1. What are the key findings from the experimental evaluation? The experiments show that the proposed post-processing algorithm outperforms existing post-processing and in-processing algorithms, especially on larger problem instances, in terms of the accuracy-fairness trade-off. The algorithm is also shown to be more effective at achieving high levels of fairness when the base model's predictions are well-calibrated.

2. How does the performance of the post-processing algorithm compare to in-processing approaches? While in-processing algorithms can theoretically achieve better performance under optimization oracles, the experiments demonstrate that they can be challenging to optimize in practice, especially on larger datasets. The post-processing approach is more efficient and effective in the experiments.

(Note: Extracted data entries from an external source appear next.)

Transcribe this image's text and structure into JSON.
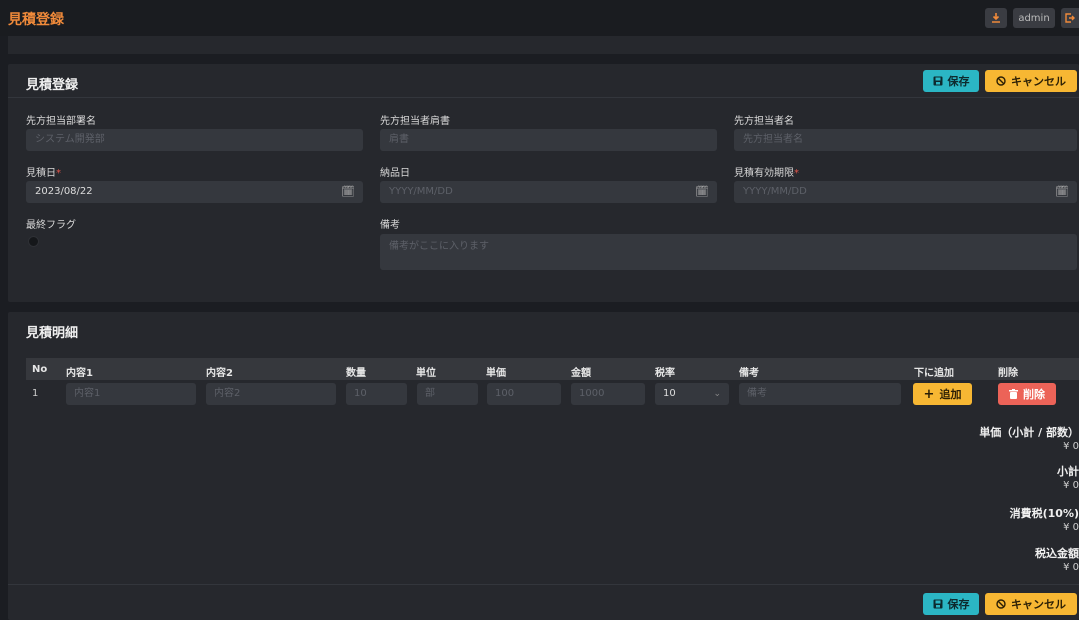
{
  "app": {
    "title": "見積登録"
  },
  "topbar": {
    "user": "admin"
  },
  "form": {
    "title": "見積登録",
    "save_label": "保存",
    "cancel_label": "キャンセル",
    "fields": {
      "dept": {
        "label": "先方担当部署名",
        "placeholder": "システム開発部"
      },
      "position": {
        "label": "先方担当者肩書",
        "placeholder": "肩書"
      },
      "person": {
        "label": "先方担当者名",
        "placeholder": "先方担当者名"
      },
      "date": {
        "label": "見積日",
        "required": "*",
        "value": "2023/08/22"
      },
      "delivery": {
        "label": "納品日",
        "placeholder": "YYYY/MM/DD"
      },
      "expiry": {
        "label": "見積有効期限",
        "required": "*",
        "placeholder": "YYYY/MM/DD"
      },
      "final_flag": {
        "label": "最終フラグ",
        "value": false
      },
      "remarks": {
        "label": "備考",
        "placeholder": "備考がここに入ります"
      }
    }
  },
  "details": {
    "title": "見積明細",
    "columns": [
      "No",
      "内容1",
      "内容2",
      "数量",
      "単位",
      "単価",
      "金額",
      "税率",
      "備考",
      "下に追加",
      "削除"
    ],
    "rows": [
      {
        "no": "1",
        "content1_placeholder": "内容1",
        "content2_placeholder": "内容2",
        "qty_placeholder": "10",
        "unit_placeholder": "部",
        "price_placeholder": "100",
        "amount_placeholder": "1000",
        "tax_rate": "10",
        "remarks_placeholder": "備考"
      }
    ],
    "add_label": "追加",
    "delete_label": "削除",
    "summary": [
      {
        "label": "単価（小計 / 部数）",
        "value": "¥ 0"
      },
      {
        "label": "小計",
        "value": "¥ 0"
      },
      {
        "label": "消費税(10%)",
        "value": "¥ 0"
      },
      {
        "label": "税込金額",
        "value": "¥ 0"
      }
    ],
    "save_label": "保存",
    "cancel_label": "キャンセル"
  },
  "colors": {
    "accent": "#f08a3a",
    "save": "#2bb6c4",
    "cancel": "#f7b733",
    "delete": "#ec6358"
  },
  "icons": [
    "download-icon",
    "logout-icon",
    "save-icon",
    "cancel-icon",
    "calendar-icon",
    "chevron-down-icon",
    "plus-icon",
    "trash-icon"
  ]
}
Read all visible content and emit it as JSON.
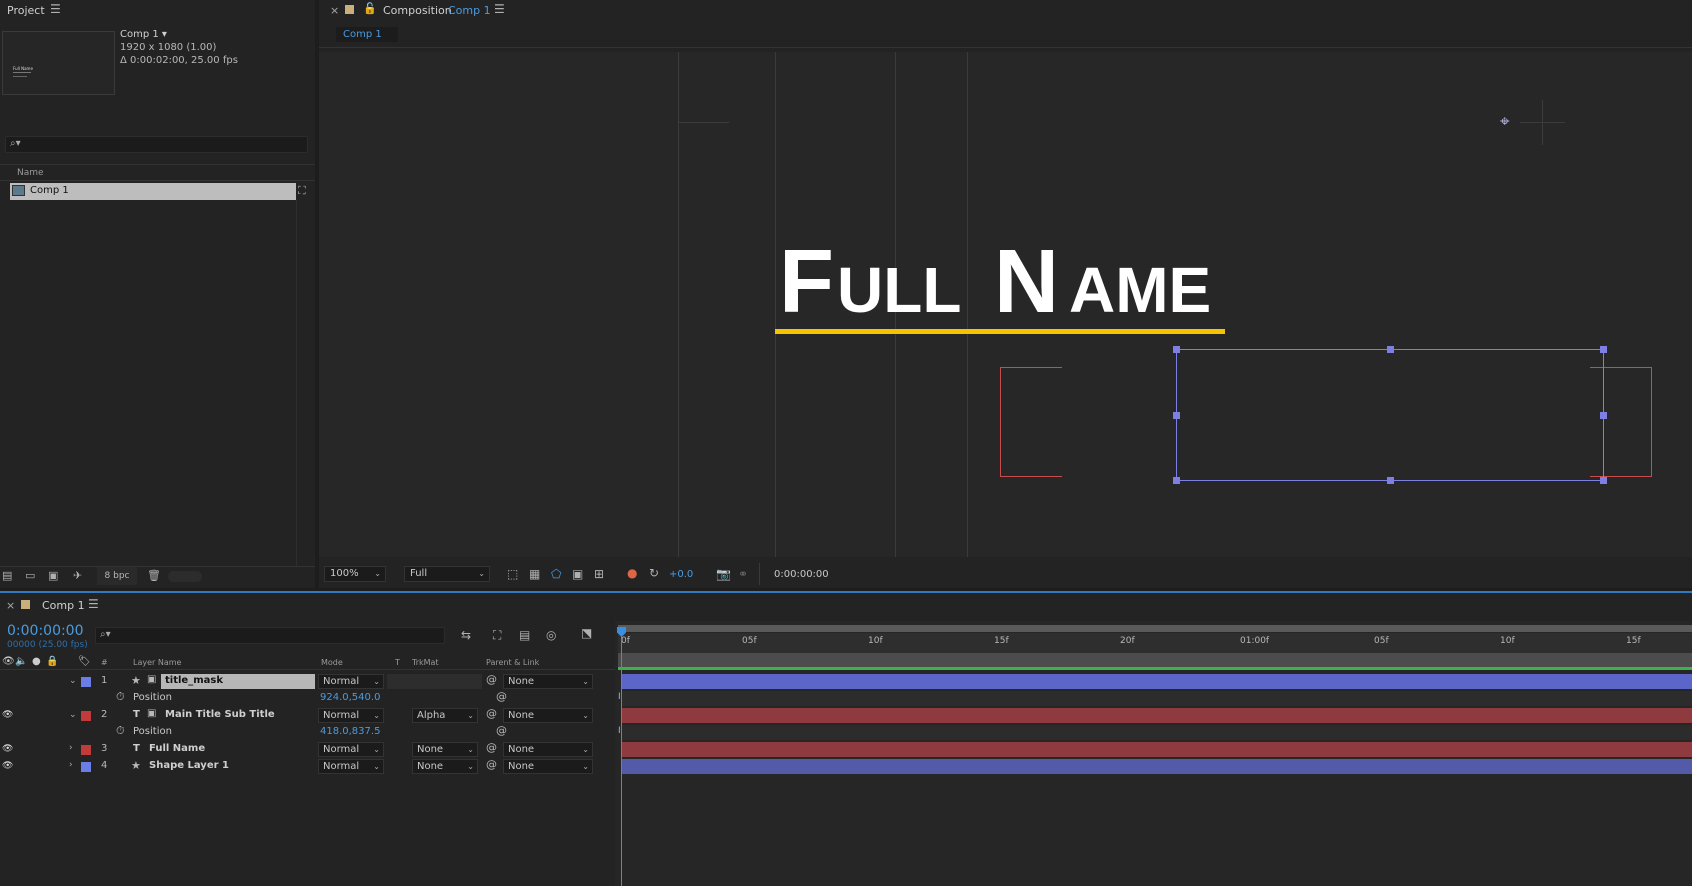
{
  "project": {
    "title": "Project",
    "comp_name": "Comp 1 ▾",
    "comp_res": "1920 x 1080 (1.00)",
    "comp_dur": "Δ 0:00:02:00, 25.00 fps",
    "thumb_text": "Full Name",
    "name_header": "Name",
    "item": "Comp 1",
    "bpc": "8 bpc"
  },
  "composition": {
    "close": "×",
    "label": "Composition",
    "comp_link": "Comp 1",
    "tab": "Comp 1",
    "title_text": "Full Name",
    "zoom": "100%",
    "resolution": "Full",
    "exposure": "+0.0",
    "timecode": "0:00:00:00",
    "accent_color": "#f5c400",
    "selection_color": "#7d7fe3",
    "mask_color": "#c84c4c"
  },
  "timeline": {
    "close": "×",
    "tab": "Comp 1",
    "timecode": "0:00:00:00",
    "frames": "00000 (25.00 fps)",
    "headers": {
      "num": "#",
      "layer_name": "Layer Name",
      "mode": "Mode",
      "t": "T",
      "trkmat": "TrkMat",
      "parent": "Parent & Link"
    },
    "ruler": [
      "0f",
      "05f",
      "10f",
      "15f",
      "20f",
      "01:00f",
      "05f",
      "10f",
      "15f"
    ],
    "layers": [
      {
        "num": "1",
        "name": "title_mask",
        "mode": "Normal",
        "trkmat": "",
        "parent": "None",
        "prop": "Position",
        "prop_value": "924.0,540.0",
        "color": "#6b7ee8"
      },
      {
        "num": "2",
        "name": "Main Title Sub Title",
        "mode": "Normal",
        "trkmat": "Alpha",
        "parent": "None",
        "prop": "Position",
        "prop_value": "418.0,837.5",
        "color": "#c23a3a"
      },
      {
        "num": "3",
        "name": "Full Name",
        "mode": "Normal",
        "trkmat": "None",
        "parent": "None",
        "color": "#c23a3a"
      },
      {
        "num": "4",
        "name": "Shape Layer 1",
        "mode": "Normal",
        "trkmat": "None",
        "parent": "None",
        "color": "#6b7ee8"
      }
    ]
  }
}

3. What is the impact of calibrating the group membership predictor on the algorithm's performance? Calibrating the group membership predictor is shown to allow the post-processing algorithm to achieve higher levels of fairness, by ensuring that the fairness constraints are satisfied more precisely on the population level.

4. What are the limitations and future directions discussed in the paper? The paper discusses the issue of threshold-invariance, where the fairness properties may not be preserved when changing the classification threshold after deployment. It also notes the challenge of improving the interpretability of the fair classifiers produced by parity-based algorithms.